Supporters point out that judges are the only elected officials who are aged out of their jobs. But other elected offices are for two- and four-year terms while judges serve for six years. Thus, removing an incompetent judge is more difficult.
In addition to the longer term, judges tend to hold their seats for life. Many attorneys do not want to challenge a judge in front of whom they may eventually try cases if they lose the election. It would be quite uneasy, after all, for a lawyer to campaign on the basis that the judge is losing his mental and physical fitness to serve.
Also, consider how many judges are retired/re-elected. As opponents of retire/rehire and retire/re-elect, we oppose Issue I because the double dippers would have five more years to double dip.
Many law firms have mandatory retirement ages because of the physical and mental demands placed on the job. Trial judges face equal demands. The retirement age should remain untouched.

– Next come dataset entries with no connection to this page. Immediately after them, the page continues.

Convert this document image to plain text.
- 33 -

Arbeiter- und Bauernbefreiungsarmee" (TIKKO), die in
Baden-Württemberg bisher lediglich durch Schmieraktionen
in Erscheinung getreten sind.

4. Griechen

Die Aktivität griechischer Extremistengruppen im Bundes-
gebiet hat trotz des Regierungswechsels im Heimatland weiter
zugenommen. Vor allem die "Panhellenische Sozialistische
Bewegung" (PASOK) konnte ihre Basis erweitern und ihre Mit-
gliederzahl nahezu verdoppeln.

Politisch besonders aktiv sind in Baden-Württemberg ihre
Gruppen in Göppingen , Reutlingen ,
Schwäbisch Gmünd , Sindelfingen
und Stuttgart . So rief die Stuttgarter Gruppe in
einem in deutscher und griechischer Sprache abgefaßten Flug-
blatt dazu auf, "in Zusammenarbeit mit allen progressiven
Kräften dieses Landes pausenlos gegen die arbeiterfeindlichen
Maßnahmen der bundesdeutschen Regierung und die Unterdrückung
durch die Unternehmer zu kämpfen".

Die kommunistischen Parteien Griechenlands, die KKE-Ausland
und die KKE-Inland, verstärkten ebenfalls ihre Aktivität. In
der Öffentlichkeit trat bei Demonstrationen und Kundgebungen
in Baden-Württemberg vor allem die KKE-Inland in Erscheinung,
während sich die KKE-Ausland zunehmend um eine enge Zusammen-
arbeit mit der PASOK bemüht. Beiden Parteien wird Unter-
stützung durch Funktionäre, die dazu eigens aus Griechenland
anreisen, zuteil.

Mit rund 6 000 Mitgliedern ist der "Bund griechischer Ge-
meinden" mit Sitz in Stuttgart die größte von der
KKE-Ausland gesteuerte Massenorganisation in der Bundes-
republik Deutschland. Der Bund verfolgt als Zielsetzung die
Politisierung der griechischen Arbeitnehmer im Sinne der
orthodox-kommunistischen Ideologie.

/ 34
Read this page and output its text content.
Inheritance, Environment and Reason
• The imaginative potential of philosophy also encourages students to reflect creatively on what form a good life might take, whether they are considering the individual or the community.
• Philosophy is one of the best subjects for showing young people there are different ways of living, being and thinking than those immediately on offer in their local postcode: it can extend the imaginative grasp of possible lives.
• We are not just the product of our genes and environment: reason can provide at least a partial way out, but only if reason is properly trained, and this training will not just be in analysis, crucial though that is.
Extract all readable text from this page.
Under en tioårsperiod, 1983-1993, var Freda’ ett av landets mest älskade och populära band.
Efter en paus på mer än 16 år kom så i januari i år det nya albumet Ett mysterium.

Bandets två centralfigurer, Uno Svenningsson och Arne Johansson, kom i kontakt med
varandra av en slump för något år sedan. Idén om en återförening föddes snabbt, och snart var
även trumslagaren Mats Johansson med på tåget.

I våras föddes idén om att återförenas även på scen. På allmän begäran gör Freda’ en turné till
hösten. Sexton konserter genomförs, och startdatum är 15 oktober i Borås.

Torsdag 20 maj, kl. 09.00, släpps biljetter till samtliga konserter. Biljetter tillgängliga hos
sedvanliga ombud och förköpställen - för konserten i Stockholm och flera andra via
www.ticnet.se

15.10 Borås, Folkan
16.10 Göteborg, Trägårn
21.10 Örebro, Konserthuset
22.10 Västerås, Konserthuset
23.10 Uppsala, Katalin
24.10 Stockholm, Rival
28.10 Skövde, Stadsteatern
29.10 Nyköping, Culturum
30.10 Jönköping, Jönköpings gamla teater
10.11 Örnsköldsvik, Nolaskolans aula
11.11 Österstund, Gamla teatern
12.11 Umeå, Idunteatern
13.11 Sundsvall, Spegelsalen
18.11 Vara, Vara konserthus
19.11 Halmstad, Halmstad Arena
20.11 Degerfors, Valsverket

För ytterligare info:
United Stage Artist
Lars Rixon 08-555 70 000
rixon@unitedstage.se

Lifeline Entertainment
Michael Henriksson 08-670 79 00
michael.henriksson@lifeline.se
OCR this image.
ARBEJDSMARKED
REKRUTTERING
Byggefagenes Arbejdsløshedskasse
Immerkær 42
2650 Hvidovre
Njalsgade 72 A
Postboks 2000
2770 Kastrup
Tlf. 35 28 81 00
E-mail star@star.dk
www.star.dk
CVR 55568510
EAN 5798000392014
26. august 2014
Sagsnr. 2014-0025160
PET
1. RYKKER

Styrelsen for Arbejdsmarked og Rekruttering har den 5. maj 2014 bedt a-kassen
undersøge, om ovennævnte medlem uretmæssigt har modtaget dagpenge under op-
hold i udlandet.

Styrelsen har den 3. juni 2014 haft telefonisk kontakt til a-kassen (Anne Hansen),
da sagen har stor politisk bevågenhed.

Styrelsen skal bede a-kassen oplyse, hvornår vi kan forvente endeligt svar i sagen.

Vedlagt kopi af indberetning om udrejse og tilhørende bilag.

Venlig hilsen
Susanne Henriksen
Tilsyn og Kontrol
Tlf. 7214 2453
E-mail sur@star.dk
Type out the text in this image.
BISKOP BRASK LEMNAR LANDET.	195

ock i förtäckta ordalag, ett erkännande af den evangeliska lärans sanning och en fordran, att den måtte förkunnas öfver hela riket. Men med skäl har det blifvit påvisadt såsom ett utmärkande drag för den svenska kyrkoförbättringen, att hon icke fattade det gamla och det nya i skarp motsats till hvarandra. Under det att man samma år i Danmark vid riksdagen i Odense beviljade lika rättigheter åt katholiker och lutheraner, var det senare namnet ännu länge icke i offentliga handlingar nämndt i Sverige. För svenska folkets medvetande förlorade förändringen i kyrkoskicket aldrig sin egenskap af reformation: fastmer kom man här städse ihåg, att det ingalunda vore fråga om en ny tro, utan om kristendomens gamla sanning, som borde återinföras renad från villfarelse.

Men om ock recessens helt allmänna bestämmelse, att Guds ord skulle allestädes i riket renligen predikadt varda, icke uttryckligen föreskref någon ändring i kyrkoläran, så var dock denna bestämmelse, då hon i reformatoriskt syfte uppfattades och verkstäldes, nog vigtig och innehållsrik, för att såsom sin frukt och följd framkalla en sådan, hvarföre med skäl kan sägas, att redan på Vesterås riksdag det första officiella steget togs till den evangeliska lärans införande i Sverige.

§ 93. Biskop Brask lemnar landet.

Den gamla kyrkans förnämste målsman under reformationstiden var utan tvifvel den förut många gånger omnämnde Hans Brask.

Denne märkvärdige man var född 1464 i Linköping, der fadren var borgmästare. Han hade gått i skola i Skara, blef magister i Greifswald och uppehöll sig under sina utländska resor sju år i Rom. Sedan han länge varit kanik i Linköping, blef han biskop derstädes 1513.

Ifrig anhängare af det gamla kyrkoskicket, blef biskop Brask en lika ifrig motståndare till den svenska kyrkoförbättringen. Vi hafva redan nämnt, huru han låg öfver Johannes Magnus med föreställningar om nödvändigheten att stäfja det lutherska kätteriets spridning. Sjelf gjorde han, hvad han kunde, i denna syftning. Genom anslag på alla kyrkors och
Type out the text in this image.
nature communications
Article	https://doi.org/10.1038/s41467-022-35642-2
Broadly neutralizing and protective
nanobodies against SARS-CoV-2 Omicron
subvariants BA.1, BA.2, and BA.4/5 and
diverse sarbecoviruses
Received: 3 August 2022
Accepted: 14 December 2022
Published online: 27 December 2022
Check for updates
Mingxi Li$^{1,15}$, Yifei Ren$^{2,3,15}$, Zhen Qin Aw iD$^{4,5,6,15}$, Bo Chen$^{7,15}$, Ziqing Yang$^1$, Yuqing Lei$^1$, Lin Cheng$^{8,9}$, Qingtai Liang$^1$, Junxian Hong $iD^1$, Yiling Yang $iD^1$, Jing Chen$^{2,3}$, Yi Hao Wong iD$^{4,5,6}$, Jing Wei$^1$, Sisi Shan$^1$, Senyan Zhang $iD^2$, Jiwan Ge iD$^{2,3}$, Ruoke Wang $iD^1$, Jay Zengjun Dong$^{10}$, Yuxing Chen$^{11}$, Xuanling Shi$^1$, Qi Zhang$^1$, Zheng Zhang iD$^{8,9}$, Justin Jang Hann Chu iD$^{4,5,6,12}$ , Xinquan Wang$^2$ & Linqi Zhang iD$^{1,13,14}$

Voters in the Nov. 8 General Election should not dismiss State Issue 3 as meaningless.
Issue 3 is a constitutional amendment that states, "In Ohio, no law or rule shall compel, directly or indirectly, any person, employer, or health care provider to participate in a health care system." In other words, Ohioans could not be forced to purchase health care in 2014 as required by President Obama's Patient Protection and Affordable Care Act.
The proposed amendment's detractors point out that the U.S. Supreme Court eventually will decide on the constitutionality of the federal health care legislation and its ruling will trump how Ohioans vote in November. That is true.
But even a symbolic vote in Ohio could easily have an indirect impact on federal health care legislation. How Ohioans vote could determine whether Congress repeals the measure or a swing judge on the Supreme Court rules against it. Buckeye State voters should not underestimate their power.
Issue 3 opponents also argue that the proposal's broad language (it would prohibit participation in "a health-care system") would have adverse affects on existing laws and procedures. That argument is nullified by common sense.
More specifically, they claim "a health-care system" would include government agencies tracking an infectious disease, law enforcement departments that crack down on prescription-drug pill mills and schools that provide developmental disabilities services.
Making such wild leaps defies common sense and is a desperate attempt at cluttering a simple issue. We don't agree on governing through constitutional amendments and referendums, but this one is on the ballot, voters should take it seriously and they should vote yes on Issue 3.